Agent Rogelio Martinez and his partner, Stephen Garland, were found at the bottom of a culvert near Van Horn, about 120 miles southeast of El Paso, in November. Both men were taken to the hospital with serious injuries, and Martinez died the next day. Garland was eventually released, but he has been unable to remember how they ended up in the culvert. The FBI began investigating the incident as a “potential assault” but released few details early on and cautioned against speculation.

But that didn’t stop some Texas politicians—including Senator Ted Cruz, Governor Greg Abbott, and Lieutenant Governor Dan Patrick—from quickly suggesting Martinez was killed in an attack by drug traffickers and calling for an increase in resources toward border security.

Cruz, in a November news release, called Martinez’s death “a stark reminder of the ongoing threat that an unsecure border poses to the safety of our communities and those charged with defending them.” Abbott offered a $20,000 reward for information leading to an arrest of the supposed murderer, and he said in a tweet that “our resources must be increased to prevent these attacks in the future.” Patrick tweeted that Martinez was “murdered in the line of duty.” And in a tweet about Martinez’s death, President Donald Trump wrote that “we will, and must, build the Wall!”

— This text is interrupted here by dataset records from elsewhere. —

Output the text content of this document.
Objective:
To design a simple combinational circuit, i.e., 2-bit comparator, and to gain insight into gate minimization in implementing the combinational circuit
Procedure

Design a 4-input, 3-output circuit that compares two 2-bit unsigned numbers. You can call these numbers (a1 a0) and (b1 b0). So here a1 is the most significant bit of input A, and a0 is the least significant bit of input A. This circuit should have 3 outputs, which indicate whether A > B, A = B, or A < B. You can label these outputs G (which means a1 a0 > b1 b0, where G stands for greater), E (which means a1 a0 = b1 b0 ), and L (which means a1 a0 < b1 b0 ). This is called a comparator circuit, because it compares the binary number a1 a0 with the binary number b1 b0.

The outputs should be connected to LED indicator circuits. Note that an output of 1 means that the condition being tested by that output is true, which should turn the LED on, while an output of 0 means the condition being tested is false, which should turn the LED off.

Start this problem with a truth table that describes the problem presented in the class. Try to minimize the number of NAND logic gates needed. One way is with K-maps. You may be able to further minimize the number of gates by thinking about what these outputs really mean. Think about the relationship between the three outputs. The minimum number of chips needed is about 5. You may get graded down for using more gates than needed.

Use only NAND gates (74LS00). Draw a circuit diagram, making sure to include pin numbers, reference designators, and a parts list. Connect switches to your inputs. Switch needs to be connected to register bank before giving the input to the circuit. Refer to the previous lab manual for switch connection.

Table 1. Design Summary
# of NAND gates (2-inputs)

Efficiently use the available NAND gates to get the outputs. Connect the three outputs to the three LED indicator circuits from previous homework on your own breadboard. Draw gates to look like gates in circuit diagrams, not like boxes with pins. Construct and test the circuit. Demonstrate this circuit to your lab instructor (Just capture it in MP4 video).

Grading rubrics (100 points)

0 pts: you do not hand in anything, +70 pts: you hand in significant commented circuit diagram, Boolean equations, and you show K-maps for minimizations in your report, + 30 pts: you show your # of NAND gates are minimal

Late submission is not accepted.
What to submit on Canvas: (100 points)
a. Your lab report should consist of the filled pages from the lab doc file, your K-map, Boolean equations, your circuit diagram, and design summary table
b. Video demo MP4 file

It turns out there probably was no attack. “To date, none of the more than 650 interviews completed, locations searched, or evidence collected and analyzed have produced evidence that would support the existence of a scuffle, altercation, or attack,” FBI officials, from the El Paso Division, said in a statement released on Wednesday. The FBI did determine that a Border Patrol dispatcher had spoken to a disoriented Garland, who said that he thought they “ran into a culvert.” A day before the FBI’s announcement, the El Paso County Medical Examiner had released an autopsy report, citing “blunt injuries of the head as the cause of death,” but it did not add any details to the manner of Martinez’s death.

The FBI said it will  “pursue any new and relevant tips and leads” and will continue to offer a $50,000 reward “for information leading to a resolution to this case.”

While it remains a mystery what, exactly, happened to Martinez and Garland, there’s no reason to believe they were attacked or ambushed. We reached out to the offices of Cruz and Abbott to see if they still support their earlier assertions, but we have not received a response.